She-Wolves: The Women Who Ruled England Before Elizabeth

Published in 2011
480 pages

epub


Helen Castor is a historian of medieval England and a Fellow of Sidney Sussex College, Cambridge. She directed studies in History at Sidney for eight years before deciding to concentrate on writing history for a wider readership. Her book Blood & Roses is a biography of the fifteenth-century Paston family, whose letters are the earliest great collection of private correspondence surviving in the English language. Blood & Roses was longlisted for the Samuel Johnson Prize for Non-Fiction in 2005, and was awarded the Beatrice White Prize (for outstandingly scholarly work in the field of English Literature before 1590) by the English Association in 2006. She lives in London with her husband and son.

What is this book about?
When Edward VI – Henry VIII’s longed-for son – died in 1553, extraordinarily, there was no one left to claim the title King of England. For the first time, all the contenders for the crown were female.
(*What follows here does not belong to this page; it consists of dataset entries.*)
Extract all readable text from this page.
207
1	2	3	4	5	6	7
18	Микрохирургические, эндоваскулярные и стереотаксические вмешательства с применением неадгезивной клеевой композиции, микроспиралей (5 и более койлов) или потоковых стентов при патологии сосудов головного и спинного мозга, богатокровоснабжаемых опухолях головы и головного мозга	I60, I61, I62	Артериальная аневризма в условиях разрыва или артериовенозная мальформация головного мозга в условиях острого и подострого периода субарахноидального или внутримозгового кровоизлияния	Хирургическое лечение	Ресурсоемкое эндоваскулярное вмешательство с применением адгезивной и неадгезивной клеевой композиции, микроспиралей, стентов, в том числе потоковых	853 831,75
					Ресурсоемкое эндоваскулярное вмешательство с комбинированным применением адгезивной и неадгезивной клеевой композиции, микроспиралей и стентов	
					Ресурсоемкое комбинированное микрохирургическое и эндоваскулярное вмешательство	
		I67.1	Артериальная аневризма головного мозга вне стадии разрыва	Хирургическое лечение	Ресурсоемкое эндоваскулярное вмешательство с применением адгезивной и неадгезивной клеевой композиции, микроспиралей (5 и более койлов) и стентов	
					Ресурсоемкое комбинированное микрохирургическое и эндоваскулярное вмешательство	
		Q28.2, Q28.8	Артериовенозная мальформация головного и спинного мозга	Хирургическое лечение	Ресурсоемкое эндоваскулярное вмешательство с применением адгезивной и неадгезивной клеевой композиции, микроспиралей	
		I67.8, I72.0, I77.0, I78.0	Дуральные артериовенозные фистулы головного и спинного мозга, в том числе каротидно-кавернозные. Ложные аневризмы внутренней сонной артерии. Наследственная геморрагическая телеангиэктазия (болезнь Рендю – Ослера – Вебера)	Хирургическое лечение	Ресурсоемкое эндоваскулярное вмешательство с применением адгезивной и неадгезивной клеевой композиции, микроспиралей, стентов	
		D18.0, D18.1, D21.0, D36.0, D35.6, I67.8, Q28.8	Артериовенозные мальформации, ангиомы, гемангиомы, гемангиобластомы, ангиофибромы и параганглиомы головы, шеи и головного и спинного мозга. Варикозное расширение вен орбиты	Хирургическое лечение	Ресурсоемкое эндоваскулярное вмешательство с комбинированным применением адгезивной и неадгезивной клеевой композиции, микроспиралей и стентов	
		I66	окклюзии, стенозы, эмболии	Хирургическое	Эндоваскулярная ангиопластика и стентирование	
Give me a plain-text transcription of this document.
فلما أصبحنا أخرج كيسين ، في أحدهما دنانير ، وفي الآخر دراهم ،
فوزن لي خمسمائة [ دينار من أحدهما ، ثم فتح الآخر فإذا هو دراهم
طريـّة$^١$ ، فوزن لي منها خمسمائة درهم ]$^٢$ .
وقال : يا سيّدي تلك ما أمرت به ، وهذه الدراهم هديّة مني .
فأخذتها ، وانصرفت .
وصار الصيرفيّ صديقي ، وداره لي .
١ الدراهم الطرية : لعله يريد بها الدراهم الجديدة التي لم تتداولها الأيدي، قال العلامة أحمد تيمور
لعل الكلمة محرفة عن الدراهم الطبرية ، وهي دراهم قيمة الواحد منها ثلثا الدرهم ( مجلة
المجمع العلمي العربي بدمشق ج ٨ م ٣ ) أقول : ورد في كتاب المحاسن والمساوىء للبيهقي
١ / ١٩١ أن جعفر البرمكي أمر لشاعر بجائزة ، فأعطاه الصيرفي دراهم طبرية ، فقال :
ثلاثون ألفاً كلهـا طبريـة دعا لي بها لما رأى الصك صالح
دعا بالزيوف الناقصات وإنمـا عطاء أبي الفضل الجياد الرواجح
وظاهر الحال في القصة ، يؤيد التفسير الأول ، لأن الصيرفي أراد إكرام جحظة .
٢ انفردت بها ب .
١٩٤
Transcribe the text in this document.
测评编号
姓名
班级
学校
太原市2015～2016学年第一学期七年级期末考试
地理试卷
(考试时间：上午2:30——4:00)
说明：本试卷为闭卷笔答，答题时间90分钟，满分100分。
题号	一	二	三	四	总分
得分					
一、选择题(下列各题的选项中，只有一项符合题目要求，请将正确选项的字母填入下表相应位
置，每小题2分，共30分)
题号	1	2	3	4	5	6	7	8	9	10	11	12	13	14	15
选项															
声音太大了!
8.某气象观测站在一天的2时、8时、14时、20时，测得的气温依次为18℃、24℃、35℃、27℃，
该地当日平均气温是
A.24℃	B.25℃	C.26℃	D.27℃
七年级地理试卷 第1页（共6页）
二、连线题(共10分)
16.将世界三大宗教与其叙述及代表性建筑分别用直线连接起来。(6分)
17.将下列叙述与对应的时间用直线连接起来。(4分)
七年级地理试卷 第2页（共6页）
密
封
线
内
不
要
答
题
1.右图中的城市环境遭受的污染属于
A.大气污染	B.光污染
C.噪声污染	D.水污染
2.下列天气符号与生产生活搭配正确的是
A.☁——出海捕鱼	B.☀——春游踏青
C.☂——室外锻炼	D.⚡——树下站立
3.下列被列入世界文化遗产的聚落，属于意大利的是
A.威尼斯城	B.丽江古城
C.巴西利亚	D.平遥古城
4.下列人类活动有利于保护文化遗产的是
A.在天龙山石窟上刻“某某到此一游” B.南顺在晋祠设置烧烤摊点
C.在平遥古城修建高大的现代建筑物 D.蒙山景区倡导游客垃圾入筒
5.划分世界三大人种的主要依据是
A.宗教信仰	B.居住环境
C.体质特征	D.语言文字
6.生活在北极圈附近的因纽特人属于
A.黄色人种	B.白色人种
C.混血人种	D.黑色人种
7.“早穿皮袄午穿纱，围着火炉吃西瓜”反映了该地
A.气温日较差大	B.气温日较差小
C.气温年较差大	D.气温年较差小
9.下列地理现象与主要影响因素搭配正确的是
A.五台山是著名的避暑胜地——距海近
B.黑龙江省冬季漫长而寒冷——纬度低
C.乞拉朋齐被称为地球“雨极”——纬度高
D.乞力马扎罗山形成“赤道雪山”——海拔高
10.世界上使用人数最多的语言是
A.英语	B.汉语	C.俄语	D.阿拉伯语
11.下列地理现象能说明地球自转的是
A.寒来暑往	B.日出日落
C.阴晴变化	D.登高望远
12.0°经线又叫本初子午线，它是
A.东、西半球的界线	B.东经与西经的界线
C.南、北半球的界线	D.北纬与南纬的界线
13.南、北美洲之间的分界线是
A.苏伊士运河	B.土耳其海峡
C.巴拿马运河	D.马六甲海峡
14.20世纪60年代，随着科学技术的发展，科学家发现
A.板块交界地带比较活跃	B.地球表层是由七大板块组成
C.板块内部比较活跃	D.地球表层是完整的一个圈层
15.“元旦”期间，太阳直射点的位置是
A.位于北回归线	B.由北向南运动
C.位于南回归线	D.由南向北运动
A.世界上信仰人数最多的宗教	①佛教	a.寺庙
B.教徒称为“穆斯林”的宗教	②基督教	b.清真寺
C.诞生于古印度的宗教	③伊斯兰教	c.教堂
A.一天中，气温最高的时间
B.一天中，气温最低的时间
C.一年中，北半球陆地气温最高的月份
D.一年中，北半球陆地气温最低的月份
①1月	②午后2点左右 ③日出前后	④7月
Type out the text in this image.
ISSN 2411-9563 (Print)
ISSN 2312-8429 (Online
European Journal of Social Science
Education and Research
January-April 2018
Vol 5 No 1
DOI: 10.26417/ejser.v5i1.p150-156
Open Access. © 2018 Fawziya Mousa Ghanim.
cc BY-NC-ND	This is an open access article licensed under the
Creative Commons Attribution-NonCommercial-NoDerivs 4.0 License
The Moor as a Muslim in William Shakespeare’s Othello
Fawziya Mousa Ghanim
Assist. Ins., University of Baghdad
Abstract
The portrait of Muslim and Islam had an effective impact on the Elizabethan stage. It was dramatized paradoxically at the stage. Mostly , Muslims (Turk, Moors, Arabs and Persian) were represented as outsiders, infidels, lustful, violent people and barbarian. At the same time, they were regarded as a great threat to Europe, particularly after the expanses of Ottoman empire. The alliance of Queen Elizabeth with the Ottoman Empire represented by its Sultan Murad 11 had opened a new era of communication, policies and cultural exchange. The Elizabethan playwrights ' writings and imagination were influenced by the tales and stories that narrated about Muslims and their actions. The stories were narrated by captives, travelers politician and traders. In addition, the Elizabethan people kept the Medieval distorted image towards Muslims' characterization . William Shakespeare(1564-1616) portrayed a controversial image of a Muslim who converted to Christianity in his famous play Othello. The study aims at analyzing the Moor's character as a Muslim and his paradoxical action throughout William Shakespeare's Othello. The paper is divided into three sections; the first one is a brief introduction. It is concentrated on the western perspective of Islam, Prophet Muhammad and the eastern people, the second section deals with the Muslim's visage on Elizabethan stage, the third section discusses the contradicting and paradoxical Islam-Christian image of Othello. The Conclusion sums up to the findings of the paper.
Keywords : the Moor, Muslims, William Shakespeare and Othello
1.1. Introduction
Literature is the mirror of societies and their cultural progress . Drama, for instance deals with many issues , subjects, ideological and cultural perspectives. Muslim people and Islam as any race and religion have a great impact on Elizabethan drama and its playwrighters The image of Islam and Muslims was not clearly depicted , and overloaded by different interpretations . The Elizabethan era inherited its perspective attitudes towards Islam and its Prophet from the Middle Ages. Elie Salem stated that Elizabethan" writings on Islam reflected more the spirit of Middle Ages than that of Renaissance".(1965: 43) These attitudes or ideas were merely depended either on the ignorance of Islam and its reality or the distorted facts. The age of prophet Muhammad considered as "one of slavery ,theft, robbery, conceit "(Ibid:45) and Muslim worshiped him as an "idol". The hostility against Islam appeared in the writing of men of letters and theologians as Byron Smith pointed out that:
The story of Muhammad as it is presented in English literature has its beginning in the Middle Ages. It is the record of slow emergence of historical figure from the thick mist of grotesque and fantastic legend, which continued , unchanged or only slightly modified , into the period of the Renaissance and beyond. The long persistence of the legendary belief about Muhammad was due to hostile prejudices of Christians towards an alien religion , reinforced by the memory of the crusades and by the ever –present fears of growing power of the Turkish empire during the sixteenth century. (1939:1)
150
In 1553, England was about to experience the ‘monstrous regiment’ – the unnatural rule – of a woman. But female rule in England also had a past. Four hundred years before Edward’s death, Matilda, daughter of Henry I and granddaughter of William the Conquerer, came tantalisingly close to securing her hold on the power of the crown. And between the 12th and the 15th centuries three more exceptional women – Eleanor of Aquitaine, Isabella of France, and Margaret of Anjou – discovered, as queens consort and dowager, how much was possible if the presumptions of male rule were not confronted so explicitly.

The stories of these women – told here in all their vivid humanity – illustrate the paradox which the female heirs to the Tudor throne had no choice but to negotiate. Man was the head of woman; and the king was the head of all. How, then, could a woman be king, how could royal power lie in female hands?